No hay duda de que la moralidad victoriana veía el sexo como la mayor indecencia. Se convirtió en tal tabú, que no se podía hablar de él. Es interesante observar que esta es la época del gran despertar evangélico con predicadores como Spurgeon en Londres, que hace referencia en uno de sus sermones a los crímenes del Destripador. A pesar de toda la influencia de la fe y moralidad cristiana, la sociedad británica no pudo acabar con lo que se ha llamado “el oficio más viejo del mundo”. Lo que me lleva a pensar si no hay algo de ingenuidad en las expectativas de algunos evangélicos que creen que pueden conseguir la abolición de la prostitución por la lucha contra “la trata”. Creo que son dos cosas distintas.
Es cierto que ahora hay un sector extremo del feminismo más opuesto que nunca a la prostitución, al que se han unido algunos evangélicos, para persuadir a las autoridades del mal de “la trata”. El movimiento, sin embargo, se ha escindido por aquellos que han querido convertirlo en una lucha por la prohibición de la prostitución y la penalización de sus clientes. Conviene recordar que entonces como hoy, hay mucha prostitución que no es organizada y nada tiene que ver con “la trata”. Las leyes victorianas fueron tan inútiles como “la ley seca” en Estados Unidos. Crearon una actividad clandestina todavía más peligrosa de lo que había antes, como demuestran los crímenes del Destripador. Estas mujeres no estaban en manos de proxenetas. Lo hacían voluntariamente, víctimas de la pobreza y el alcoholismo.
La respuesta cristiana a la prostitución, creo que no es fomentar leyes para la prohibición, sino ayudar a las mujeres que están envueltas en esa actividad. Entonces como hoy, algunos tienen una confusión entre legislación y moralidad, por la que creen que los problemas se resuelven con más leyes. Ese es el error de la actual política identitaria, que quiere proteger a las minorías blindándolas con legislaciones que impiden incluso la libertad de expresión, por considerar sus ofensas, “delitos de odio”. Si algo nos enseña el Evangelio, es que la ley no puede cambiar el corazón humano (Romanos 8:3-9).
¿Qué podría cambiarnos?
Cuando vemos la realidad de nuestra naturaleza, como criaturas caídas (Génesis 3), nos damos cuenta de que el cambio que creemos que ha habido en nuestra vida parece más ilusorio que auténtico. Es como si confundiéramos lo que nos gustaría con lo que verdaderamente somos. Ciertamente cuando miramos nuestro corazón (Jeremías 17:9) nos aterroriza pensar de lo que somos capaces. Y damos gracias a Dios, que otros no puedan ver lo que pensamos, porque nos avergüenza lo que hay en nuestra mente. Nos preguntamos entonces, ¿qué podrá cambiarnos?

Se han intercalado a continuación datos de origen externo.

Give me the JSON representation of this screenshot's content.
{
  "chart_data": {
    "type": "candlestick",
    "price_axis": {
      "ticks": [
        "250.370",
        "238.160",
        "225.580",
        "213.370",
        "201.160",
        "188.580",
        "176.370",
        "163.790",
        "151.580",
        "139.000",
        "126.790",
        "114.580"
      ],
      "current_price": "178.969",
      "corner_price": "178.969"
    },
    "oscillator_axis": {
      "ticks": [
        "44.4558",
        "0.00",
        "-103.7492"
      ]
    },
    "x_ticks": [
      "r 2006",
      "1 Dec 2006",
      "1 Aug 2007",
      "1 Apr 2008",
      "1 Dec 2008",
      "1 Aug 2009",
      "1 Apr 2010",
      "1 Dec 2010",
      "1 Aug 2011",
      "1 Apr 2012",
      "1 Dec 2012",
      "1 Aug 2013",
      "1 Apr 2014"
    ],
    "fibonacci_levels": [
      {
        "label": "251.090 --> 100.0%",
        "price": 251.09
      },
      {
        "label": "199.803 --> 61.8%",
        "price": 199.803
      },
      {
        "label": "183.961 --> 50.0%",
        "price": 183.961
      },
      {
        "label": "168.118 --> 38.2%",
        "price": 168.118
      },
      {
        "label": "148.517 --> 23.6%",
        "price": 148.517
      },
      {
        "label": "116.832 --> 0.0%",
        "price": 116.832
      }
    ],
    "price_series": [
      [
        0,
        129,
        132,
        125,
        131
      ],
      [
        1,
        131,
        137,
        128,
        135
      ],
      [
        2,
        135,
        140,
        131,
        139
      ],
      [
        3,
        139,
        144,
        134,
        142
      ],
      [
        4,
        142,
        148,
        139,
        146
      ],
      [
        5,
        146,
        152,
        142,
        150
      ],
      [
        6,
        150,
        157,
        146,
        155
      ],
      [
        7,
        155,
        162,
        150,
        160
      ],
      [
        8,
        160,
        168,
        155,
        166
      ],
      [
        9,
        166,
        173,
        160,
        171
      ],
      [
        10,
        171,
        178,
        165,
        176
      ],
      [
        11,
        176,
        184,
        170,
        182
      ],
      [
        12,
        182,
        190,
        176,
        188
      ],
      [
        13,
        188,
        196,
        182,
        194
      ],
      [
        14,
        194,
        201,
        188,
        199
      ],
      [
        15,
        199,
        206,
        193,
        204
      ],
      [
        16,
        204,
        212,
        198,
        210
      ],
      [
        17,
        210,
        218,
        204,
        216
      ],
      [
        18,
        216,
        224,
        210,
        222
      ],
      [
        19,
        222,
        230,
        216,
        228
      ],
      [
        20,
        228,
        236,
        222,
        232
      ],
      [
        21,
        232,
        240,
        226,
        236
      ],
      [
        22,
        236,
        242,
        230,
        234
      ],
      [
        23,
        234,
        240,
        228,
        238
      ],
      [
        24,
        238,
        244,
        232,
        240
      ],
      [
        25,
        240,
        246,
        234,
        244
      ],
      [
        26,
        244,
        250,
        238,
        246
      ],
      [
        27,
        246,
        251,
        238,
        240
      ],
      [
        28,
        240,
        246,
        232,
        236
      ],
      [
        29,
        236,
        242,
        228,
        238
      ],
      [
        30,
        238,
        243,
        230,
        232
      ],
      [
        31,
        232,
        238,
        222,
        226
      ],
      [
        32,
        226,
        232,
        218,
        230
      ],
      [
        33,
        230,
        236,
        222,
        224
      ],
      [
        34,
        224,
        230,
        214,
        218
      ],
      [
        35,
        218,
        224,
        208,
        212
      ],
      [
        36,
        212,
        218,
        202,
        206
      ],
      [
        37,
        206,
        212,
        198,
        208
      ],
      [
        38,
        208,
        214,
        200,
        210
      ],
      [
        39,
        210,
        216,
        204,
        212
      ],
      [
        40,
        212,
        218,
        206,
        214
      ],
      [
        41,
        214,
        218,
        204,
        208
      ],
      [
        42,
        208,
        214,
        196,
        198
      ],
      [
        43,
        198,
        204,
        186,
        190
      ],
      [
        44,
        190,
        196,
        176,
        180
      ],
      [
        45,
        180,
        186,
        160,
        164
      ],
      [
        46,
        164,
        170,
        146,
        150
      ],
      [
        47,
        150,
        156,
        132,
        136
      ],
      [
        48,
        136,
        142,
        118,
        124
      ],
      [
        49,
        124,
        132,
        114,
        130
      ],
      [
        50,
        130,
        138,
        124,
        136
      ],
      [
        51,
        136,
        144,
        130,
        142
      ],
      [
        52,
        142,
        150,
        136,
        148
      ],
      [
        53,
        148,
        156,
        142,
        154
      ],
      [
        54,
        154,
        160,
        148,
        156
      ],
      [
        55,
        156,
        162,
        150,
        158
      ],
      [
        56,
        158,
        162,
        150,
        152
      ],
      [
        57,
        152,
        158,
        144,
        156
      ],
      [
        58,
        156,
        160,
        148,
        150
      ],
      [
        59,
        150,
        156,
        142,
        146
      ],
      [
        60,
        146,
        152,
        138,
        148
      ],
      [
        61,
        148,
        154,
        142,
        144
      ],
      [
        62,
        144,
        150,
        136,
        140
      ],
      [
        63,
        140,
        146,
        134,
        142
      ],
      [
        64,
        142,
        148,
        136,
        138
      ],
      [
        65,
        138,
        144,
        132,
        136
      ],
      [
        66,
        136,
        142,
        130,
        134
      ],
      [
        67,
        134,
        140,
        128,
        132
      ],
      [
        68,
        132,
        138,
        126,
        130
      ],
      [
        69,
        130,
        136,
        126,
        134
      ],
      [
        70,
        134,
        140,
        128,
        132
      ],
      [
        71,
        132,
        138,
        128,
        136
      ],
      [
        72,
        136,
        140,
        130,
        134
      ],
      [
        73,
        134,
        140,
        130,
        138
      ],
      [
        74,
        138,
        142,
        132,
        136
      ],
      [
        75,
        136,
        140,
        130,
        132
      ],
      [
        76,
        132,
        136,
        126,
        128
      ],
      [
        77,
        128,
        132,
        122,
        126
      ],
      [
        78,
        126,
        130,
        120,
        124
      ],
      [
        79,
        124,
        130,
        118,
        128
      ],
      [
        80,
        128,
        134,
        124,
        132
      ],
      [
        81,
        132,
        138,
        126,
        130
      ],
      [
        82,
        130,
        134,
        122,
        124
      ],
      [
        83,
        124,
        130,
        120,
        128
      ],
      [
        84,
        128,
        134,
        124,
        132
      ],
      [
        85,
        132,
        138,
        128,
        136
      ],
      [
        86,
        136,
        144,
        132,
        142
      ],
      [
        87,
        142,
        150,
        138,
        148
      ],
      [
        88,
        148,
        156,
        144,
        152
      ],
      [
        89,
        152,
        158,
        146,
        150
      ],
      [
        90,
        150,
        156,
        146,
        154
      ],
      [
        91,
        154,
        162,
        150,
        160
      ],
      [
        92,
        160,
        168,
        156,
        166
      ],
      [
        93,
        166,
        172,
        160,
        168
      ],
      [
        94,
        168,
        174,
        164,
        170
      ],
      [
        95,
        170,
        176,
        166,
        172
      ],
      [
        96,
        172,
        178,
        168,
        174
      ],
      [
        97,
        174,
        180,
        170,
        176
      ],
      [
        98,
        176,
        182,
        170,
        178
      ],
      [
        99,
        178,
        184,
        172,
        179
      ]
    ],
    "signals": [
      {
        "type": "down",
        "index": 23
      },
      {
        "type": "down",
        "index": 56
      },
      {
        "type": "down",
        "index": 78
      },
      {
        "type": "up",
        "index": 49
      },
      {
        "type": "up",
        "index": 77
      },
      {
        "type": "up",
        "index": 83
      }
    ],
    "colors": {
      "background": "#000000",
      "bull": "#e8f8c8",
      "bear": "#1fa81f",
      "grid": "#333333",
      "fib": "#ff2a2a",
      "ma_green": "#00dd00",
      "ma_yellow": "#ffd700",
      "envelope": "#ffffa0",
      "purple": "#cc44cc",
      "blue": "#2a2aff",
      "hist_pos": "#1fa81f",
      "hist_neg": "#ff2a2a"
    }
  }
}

En el famoso sermón del predicador escocés Thomas Chalmers (1780-1847) –fundador de la Alianza Evangélica–, El poder de expulsión de un nuevo afecto, dice: “Raramente, ninguna de nuestras malas costumbres o defectos desaparece por un proceso de extinción que venga por un mero razonamiento o la fuerza de una determinación mental”. A pesar de lo que el mundo cree, la educación y la disciplina no han cambiado a nadie. “La única forma de desposeer (al corazón) de un antiguo afecto es el poder para expulsarlo de uno nuevo”, observa Chalmers.
La lección que nos da el mal ejemplo de un pastor como Gibson es que, por muy excepcional que sean tus dones pastorales, o tu capacidad para exponer la Biblia, lo único que nos puede cambiar es el Espíritu de Dios (Romanos 8:3-9). Sólo Él produce el milagro de que una persona viva bajo el señorío de Cristo. El ser humano no puede cambiarse a sí mismo por su voluntad o el afecto de otros. Sólo el amor de Cristo puede hacer derretir nuestros duros corazones. Como no podemos cambiar a la gente, ni ellos pueden cambiarse a sí mismos, tenemos que encomendarlos al Amante último de nuestras almas. Lo que es imposible para nosotros, es posible para Dios (Lucas 18:27). Esa es nuestra única esperanza.